The authors evaluate naive in-ViT compression strategies against a post-ViT baseline to assess the trade-off between efficiency and accuracy. Results show that moving compression inside the ViT drastically reduces computational cost, yet simple merging methods like average pooling and pixel-unshuffle fail to match the baseline's performance. This indicates that early token reduction requires more sophisticated design to preserve representational quality. In-ViT compression methods achieve significantly lower computational costs than the post-ViT baseline. Naive merging strategies result in a noticeable drop in average accuracy compared to the baseline. Pixel-unshuffle performs slightly better than average pooling but remains inferior to the post-ViT baseline.
The authors evaluate intra-ViT compression strategies using cross-attention against a post-ViT baseline. The results demonstrate that internal compression significantly reduces computational cost while maintaining competitive accuracy, with the top-left query strategy performing nearly as well as the baseline. Intra-ViT compression achieves a substantial reduction in FLOPs compared to the post-ViT baseline. The top-left query strategy preserves accuracy at levels comparable to the baseline. The mean query strategy results in a minor performance drop relative to the top-left approach.

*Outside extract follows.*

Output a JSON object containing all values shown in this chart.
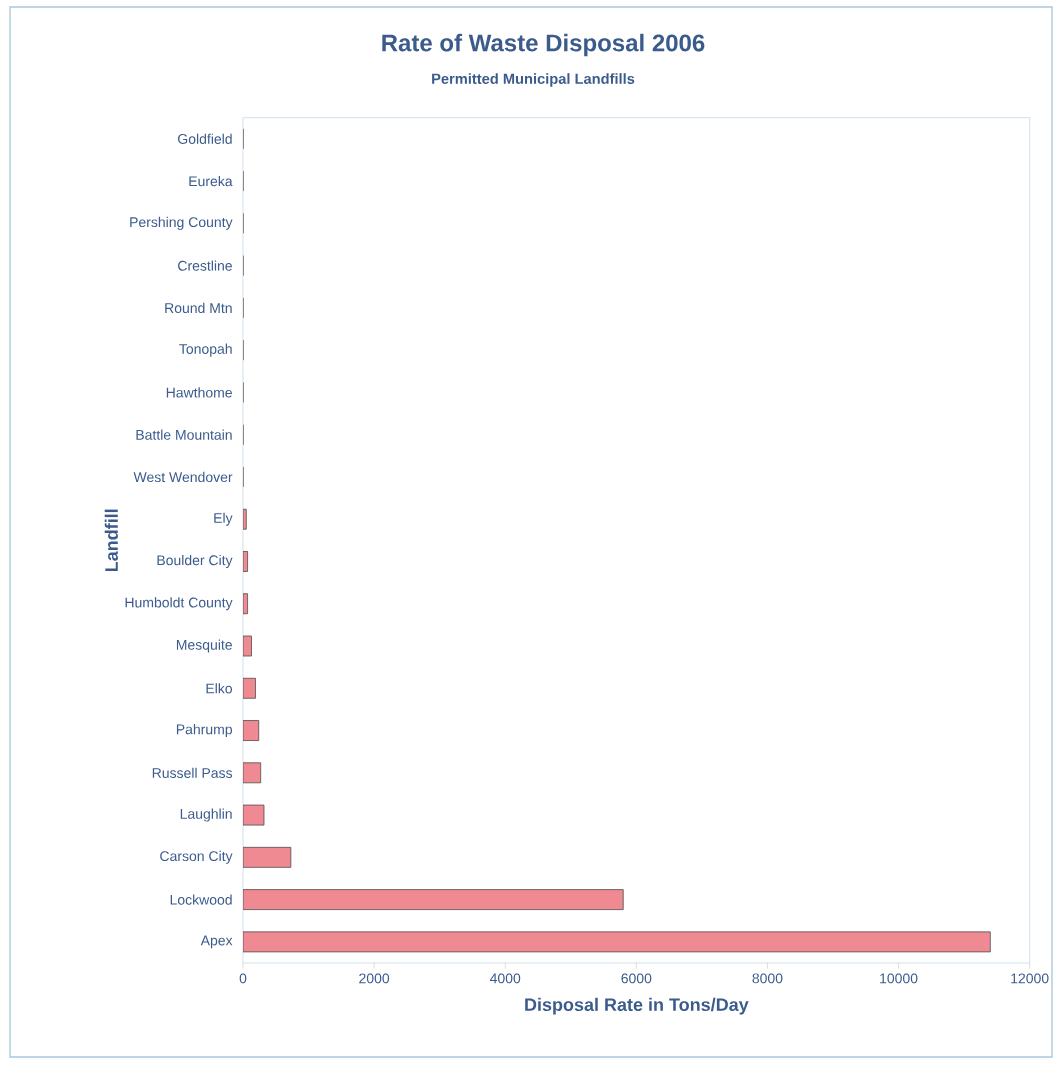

The authors conduct a robustness study replacing the standard SigLIP 2 backbone with MoonViT and testing an alternative higher-resolution slicing schedule under a 16x compression rate. In these settings, Slice-based Encoding consistently matches or outperforms Global Encoding, with the performance gap increasing as the training data scale expands. Slice-based encoding achieves higher average accuracy than global encoding across all tested data scales and configurations. The performance advantage of the proposed method is most significant on OCR-intensive benchmarks requiring fine-grained recognition. Increasing the training data volume from 8M to 16M samples further amplifies the benefits of slice-based encoding over the baseline.

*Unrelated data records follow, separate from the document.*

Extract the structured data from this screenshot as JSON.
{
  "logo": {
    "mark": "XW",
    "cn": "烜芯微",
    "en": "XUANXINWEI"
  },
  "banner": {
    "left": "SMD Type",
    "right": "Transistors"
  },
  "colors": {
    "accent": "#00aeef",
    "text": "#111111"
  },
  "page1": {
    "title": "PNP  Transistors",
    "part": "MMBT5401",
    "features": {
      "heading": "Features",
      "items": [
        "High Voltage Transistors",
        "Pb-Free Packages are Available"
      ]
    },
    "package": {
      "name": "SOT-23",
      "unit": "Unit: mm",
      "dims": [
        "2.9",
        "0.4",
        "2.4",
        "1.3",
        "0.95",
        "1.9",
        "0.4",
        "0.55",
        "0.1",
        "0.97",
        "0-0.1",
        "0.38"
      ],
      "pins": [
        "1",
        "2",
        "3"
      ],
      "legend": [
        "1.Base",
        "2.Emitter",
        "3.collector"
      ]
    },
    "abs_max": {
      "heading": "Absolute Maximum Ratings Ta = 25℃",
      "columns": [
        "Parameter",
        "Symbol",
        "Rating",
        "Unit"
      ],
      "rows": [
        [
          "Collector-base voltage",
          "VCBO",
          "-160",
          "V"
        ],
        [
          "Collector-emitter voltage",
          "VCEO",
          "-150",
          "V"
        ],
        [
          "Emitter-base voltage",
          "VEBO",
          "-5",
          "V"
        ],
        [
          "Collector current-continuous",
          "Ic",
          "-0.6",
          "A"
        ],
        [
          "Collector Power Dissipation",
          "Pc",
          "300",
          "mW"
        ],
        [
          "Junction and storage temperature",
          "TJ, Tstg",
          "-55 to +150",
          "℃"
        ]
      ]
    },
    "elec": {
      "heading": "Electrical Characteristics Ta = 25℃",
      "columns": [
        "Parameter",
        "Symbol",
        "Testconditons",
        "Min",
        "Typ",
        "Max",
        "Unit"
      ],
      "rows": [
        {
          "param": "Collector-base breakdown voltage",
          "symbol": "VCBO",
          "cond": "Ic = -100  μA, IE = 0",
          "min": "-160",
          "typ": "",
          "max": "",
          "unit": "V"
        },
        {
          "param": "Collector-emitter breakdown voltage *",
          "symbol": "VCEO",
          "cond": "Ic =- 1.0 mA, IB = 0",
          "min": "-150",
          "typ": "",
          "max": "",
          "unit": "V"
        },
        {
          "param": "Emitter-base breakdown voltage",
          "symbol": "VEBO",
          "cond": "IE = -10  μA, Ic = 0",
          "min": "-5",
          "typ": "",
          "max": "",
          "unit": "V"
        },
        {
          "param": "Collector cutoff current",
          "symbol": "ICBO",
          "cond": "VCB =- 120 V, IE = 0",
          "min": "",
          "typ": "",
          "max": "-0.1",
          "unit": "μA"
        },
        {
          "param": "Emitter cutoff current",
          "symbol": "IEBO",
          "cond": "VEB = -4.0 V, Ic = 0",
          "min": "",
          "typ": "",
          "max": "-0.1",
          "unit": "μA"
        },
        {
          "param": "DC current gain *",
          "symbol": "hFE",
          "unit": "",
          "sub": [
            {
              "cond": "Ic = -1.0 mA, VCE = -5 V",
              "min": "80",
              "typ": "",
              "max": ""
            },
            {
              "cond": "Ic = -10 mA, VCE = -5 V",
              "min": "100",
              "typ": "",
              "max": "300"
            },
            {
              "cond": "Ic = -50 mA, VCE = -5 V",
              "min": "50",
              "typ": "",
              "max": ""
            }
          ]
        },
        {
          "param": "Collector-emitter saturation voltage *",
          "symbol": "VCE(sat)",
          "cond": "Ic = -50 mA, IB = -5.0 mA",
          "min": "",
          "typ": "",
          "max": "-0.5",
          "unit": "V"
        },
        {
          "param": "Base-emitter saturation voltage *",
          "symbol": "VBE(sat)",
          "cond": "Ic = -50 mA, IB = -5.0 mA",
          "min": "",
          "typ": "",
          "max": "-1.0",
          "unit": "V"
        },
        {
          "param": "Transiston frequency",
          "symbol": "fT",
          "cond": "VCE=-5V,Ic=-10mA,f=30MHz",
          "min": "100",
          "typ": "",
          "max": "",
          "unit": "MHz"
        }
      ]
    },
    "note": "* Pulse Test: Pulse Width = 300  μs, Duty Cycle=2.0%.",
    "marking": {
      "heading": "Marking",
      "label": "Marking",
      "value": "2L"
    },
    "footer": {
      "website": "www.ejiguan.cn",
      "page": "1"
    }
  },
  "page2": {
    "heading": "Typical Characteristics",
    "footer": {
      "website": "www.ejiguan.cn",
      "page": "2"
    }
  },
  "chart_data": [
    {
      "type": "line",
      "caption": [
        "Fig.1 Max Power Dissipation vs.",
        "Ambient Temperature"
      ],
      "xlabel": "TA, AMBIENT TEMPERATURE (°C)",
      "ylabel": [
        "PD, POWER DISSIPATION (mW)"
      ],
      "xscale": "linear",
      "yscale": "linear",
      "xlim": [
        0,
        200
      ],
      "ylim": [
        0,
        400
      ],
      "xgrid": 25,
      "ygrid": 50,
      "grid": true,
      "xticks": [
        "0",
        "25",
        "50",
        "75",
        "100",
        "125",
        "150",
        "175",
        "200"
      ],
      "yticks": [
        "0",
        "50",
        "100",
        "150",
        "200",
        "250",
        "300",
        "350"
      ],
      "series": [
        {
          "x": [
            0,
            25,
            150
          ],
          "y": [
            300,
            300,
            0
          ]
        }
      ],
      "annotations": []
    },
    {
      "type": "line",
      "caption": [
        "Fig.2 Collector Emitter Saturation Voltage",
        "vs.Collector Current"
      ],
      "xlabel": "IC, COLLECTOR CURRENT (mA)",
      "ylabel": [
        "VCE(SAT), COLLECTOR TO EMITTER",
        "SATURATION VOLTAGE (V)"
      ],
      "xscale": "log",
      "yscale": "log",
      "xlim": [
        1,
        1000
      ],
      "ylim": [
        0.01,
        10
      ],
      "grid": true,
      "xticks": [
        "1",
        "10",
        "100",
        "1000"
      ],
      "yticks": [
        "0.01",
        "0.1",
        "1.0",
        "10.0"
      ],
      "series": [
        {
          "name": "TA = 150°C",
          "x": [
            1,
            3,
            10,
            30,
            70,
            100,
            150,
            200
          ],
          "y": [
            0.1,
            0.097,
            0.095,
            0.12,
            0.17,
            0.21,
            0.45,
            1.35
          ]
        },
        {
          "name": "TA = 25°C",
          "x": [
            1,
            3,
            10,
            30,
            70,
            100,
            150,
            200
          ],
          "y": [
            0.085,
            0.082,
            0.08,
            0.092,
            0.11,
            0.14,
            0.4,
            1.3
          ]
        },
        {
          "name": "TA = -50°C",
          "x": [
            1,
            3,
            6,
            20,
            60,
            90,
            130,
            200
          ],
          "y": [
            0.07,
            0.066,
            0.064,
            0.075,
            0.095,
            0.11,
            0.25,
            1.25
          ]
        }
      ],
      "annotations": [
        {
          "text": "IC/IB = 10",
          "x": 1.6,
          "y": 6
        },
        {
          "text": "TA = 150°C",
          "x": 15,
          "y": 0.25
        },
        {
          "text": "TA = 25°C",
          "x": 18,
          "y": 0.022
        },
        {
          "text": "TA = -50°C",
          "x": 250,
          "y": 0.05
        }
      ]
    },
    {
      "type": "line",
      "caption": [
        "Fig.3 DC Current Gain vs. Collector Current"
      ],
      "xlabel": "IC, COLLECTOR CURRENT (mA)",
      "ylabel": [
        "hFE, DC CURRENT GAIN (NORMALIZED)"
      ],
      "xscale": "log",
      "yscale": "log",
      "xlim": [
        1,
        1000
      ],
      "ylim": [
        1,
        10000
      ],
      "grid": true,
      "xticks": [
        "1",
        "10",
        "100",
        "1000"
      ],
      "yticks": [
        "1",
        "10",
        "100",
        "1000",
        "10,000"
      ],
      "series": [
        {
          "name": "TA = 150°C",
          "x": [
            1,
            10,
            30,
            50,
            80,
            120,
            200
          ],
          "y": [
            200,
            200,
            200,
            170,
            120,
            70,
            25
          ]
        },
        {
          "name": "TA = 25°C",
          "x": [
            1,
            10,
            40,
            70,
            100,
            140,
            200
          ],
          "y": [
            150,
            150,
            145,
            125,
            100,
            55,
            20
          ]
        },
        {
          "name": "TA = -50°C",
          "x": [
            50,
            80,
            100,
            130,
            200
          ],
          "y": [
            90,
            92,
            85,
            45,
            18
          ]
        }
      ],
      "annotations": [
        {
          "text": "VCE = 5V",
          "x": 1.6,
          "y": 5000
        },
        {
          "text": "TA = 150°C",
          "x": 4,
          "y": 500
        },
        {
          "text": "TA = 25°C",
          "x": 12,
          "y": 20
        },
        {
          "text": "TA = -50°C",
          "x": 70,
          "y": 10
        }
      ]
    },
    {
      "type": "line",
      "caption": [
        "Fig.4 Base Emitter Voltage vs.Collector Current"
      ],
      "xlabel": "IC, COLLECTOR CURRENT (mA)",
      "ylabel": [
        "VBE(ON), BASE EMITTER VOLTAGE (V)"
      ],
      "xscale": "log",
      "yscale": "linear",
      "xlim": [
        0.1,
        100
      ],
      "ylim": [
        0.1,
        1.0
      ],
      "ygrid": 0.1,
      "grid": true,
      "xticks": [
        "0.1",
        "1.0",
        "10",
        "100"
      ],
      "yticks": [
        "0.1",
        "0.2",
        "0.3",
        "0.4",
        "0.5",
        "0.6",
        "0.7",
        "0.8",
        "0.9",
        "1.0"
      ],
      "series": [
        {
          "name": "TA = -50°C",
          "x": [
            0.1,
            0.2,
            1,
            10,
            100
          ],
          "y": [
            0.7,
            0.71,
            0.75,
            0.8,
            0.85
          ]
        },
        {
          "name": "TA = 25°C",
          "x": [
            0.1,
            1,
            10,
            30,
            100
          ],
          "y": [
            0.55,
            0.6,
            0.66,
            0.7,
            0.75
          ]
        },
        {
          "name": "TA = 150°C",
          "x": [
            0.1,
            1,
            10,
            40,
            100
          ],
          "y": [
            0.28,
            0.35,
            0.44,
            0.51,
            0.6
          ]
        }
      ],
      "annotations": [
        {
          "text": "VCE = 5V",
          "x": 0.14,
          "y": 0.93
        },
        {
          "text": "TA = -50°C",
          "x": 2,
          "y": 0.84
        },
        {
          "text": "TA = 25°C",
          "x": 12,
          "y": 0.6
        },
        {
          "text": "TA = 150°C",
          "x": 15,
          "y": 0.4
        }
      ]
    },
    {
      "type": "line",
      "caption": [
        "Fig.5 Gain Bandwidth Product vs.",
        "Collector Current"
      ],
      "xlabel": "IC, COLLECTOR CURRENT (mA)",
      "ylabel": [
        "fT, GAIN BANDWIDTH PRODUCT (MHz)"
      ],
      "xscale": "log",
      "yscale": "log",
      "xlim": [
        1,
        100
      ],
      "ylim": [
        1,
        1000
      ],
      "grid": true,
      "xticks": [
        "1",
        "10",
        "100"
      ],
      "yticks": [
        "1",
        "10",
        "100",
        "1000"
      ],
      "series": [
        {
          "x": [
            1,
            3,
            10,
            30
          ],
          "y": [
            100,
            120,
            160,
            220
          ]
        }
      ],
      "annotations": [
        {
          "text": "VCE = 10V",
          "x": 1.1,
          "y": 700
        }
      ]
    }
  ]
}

The authors evaluate the robustness of slice-based encoding against global encoding using different vision backbones and resolution settings. Results indicate that slice-based encoding consistently outperforms global encoding across all tested configurations, including the MoonViT backbone at varying data scales and a higher-resolution slicing schedule. Slice-based encoding maintains a performance advantage over global encoding when using the MoonViT backbone across different data scales. Adopting a higher-resolution slicing schedule further widens the performance gap in favor of slice-based encoding. The effectiveness of slice-based encoding generalizes across different visual encoder architectures and training data volumes.

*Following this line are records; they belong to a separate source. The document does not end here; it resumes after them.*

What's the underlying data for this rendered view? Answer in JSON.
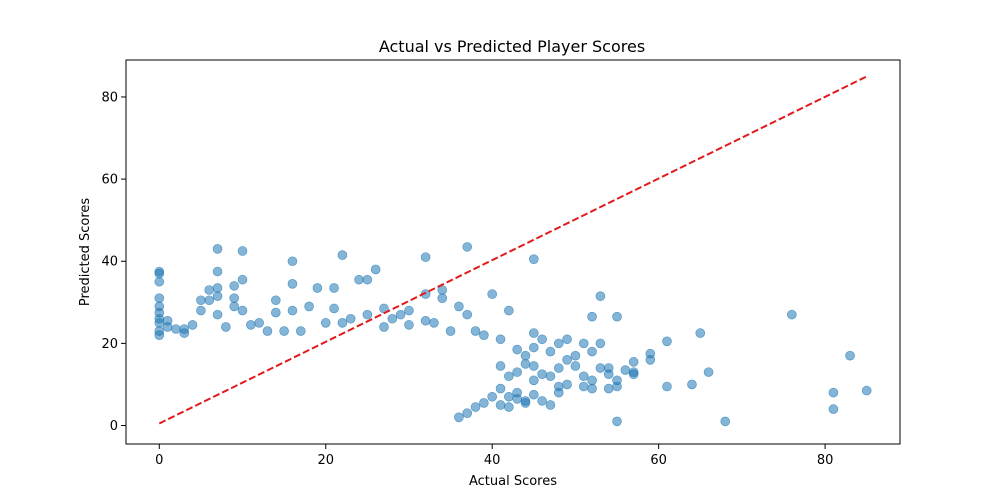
{
  "chart_data": {
    "type": "scatter",
    "title": "Actual vs Predicted Player Scores",
    "xlabel": "Actual Scores",
    "ylabel": "Predicted Scores",
    "xlim": [
      -4,
      89
    ],
    "ylim": [
      -4.5,
      89
    ],
    "xticks": [
      0,
      20,
      40,
      60,
      80
    ],
    "yticks": [
      0,
      20,
      40,
      60,
      80
    ],
    "grid": false,
    "point_color": "#1f77b4",
    "point_alpha": 0.55,
    "series": [
      {
        "points": [
          [
            0,
            37.5
          ],
          [
            0,
            37
          ],
          [
            0,
            35
          ],
          [
            0,
            31
          ],
          [
            0,
            29
          ],
          [
            0,
            27.5
          ],
          [
            0,
            26
          ],
          [
            0,
            25
          ],
          [
            0,
            23
          ],
          [
            0,
            22
          ],
          [
            1,
            25.5
          ],
          [
            1,
            24
          ],
          [
            2,
            23.5
          ],
          [
            3,
            22.5
          ],
          [
            3,
            23.5
          ],
          [
            4,
            24.5
          ],
          [
            5,
            30.5
          ],
          [
            5,
            28
          ],
          [
            6,
            33
          ],
          [
            6,
            30.5
          ],
          [
            7,
            43
          ],
          [
            7,
            37.5
          ],
          [
            7,
            33.5
          ],
          [
            7,
            31.5
          ],
          [
            7,
            27
          ],
          [
            8,
            24
          ],
          [
            9,
            29
          ],
          [
            9,
            31
          ],
          [
            9,
            34
          ],
          [
            10,
            42.5
          ],
          [
            10,
            35.5
          ],
          [
            10,
            28
          ],
          [
            11,
            24.5
          ],
          [
            12,
            25
          ],
          [
            13,
            23
          ],
          [
            14,
            27.5
          ],
          [
            14,
            30.5
          ],
          [
            15,
            23
          ],
          [
            16,
            40
          ],
          [
            16,
            34.5
          ],
          [
            16,
            28
          ],
          [
            17,
            23
          ],
          [
            18,
            29
          ],
          [
            19,
            33.5
          ],
          [
            20,
            25
          ],
          [
            21,
            28.5
          ],
          [
            21,
            33.5
          ],
          [
            22,
            41.5
          ],
          [
            22,
            25
          ],
          [
            23,
            26
          ],
          [
            24,
            35.5
          ],
          [
            25,
            35.5
          ],
          [
            25,
            27
          ],
          [
            26,
            38
          ],
          [
            27,
            28.5
          ],
          [
            27,
            24
          ],
          [
            28,
            26
          ],
          [
            29,
            27
          ],
          [
            30,
            28
          ],
          [
            30,
            24.5
          ],
          [
            32,
            41
          ],
          [
            32,
            32
          ],
          [
            32,
            25.5
          ],
          [
            33,
            25
          ],
          [
            34,
            33
          ],
          [
            34,
            31
          ],
          [
            35,
            23
          ],
          [
            36,
            29
          ],
          [
            37,
            43.5
          ],
          [
            37,
            27
          ],
          [
            38,
            23
          ],
          [
            39,
            22
          ],
          [
            40,
            32
          ],
          [
            41,
            21
          ],
          [
            42,
            28
          ],
          [
            45,
            40.5
          ],
          [
            45,
            22.5
          ],
          [
            43,
            18.5
          ],
          [
            44,
            17
          ],
          [
            45,
            19
          ],
          [
            46,
            21
          ],
          [
            47,
            18
          ],
          [
            48,
            20
          ],
          [
            49,
            16
          ],
          [
            49,
            21
          ],
          [
            50,
            17
          ],
          [
            51,
            20
          ],
          [
            52,
            26.5
          ],
          [
            52,
            18
          ],
          [
            53,
            31.5
          ],
          [
            53,
            20
          ],
          [
            55,
            26.5
          ],
          [
            57,
            15.5
          ],
          [
            59,
            16
          ],
          [
            59,
            17.5
          ],
          [
            61,
            20.5
          ],
          [
            65,
            22.5
          ],
          [
            76,
            27
          ],
          [
            41,
            14.5
          ],
          [
            42,
            12
          ],
          [
            43,
            13
          ],
          [
            44,
            15
          ],
          [
            45,
            14.5
          ],
          [
            45,
            11
          ],
          [
            46,
            12.5
          ],
          [
            47,
            12
          ],
          [
            48,
            14
          ],
          [
            48,
            9.5
          ],
          [
            49,
            10
          ],
          [
            50,
            14.5
          ],
          [
            51,
            12
          ],
          [
            52,
            11
          ],
          [
            53,
            14
          ],
          [
            54,
            14
          ],
          [
            54,
            12.5
          ],
          [
            54,
            9
          ],
          [
            55,
            11
          ],
          [
            55,
            9.5
          ],
          [
            56,
            13.5
          ],
          [
            57,
            13
          ],
          [
            57,
            12.5
          ],
          [
            61,
            9.5
          ],
          [
            64,
            10
          ],
          [
            66,
            13
          ],
          [
            83,
            17
          ],
          [
            41,
            9
          ],
          [
            42,
            7
          ],
          [
            43,
            8
          ],
          [
            44,
            6
          ],
          [
            45,
            7.5
          ],
          [
            46,
            6
          ],
          [
            47,
            5
          ],
          [
            48,
            8
          ],
          [
            51,
            9.5
          ],
          [
            52,
            9
          ],
          [
            55,
            1
          ],
          [
            68,
            1
          ],
          [
            81,
            8
          ],
          [
            81,
            4
          ],
          [
            85,
            8.5
          ],
          [
            36,
            2
          ],
          [
            37,
            3
          ],
          [
            38,
            4.5
          ],
          [
            39,
            5.5
          ],
          [
            40,
            7
          ],
          [
            41,
            5
          ],
          [
            42,
            4.5
          ],
          [
            43,
            6.5
          ],
          [
            44,
            5.5
          ]
        ]
      }
    ],
    "reference_line": {
      "x": [
        0,
        85
      ],
      "y": [
        0.5,
        85
      ],
      "color": "#e31a1c",
      "style": "dashed"
    }
  }
}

The study assesses intra-ViT compression designs and slice-based encoding strategies against post-ViT baselines to balance efficiency with accuracy. Findings reveal that naive merging strategies degrade performance, while incorporating local window attention and weight reuse preserves representational quality for superior results. Furthermore, robustness evaluations show that slice-based encoding consistently outperforms global encoding across different architectures and data scales, with advantages increasing as training volume grows.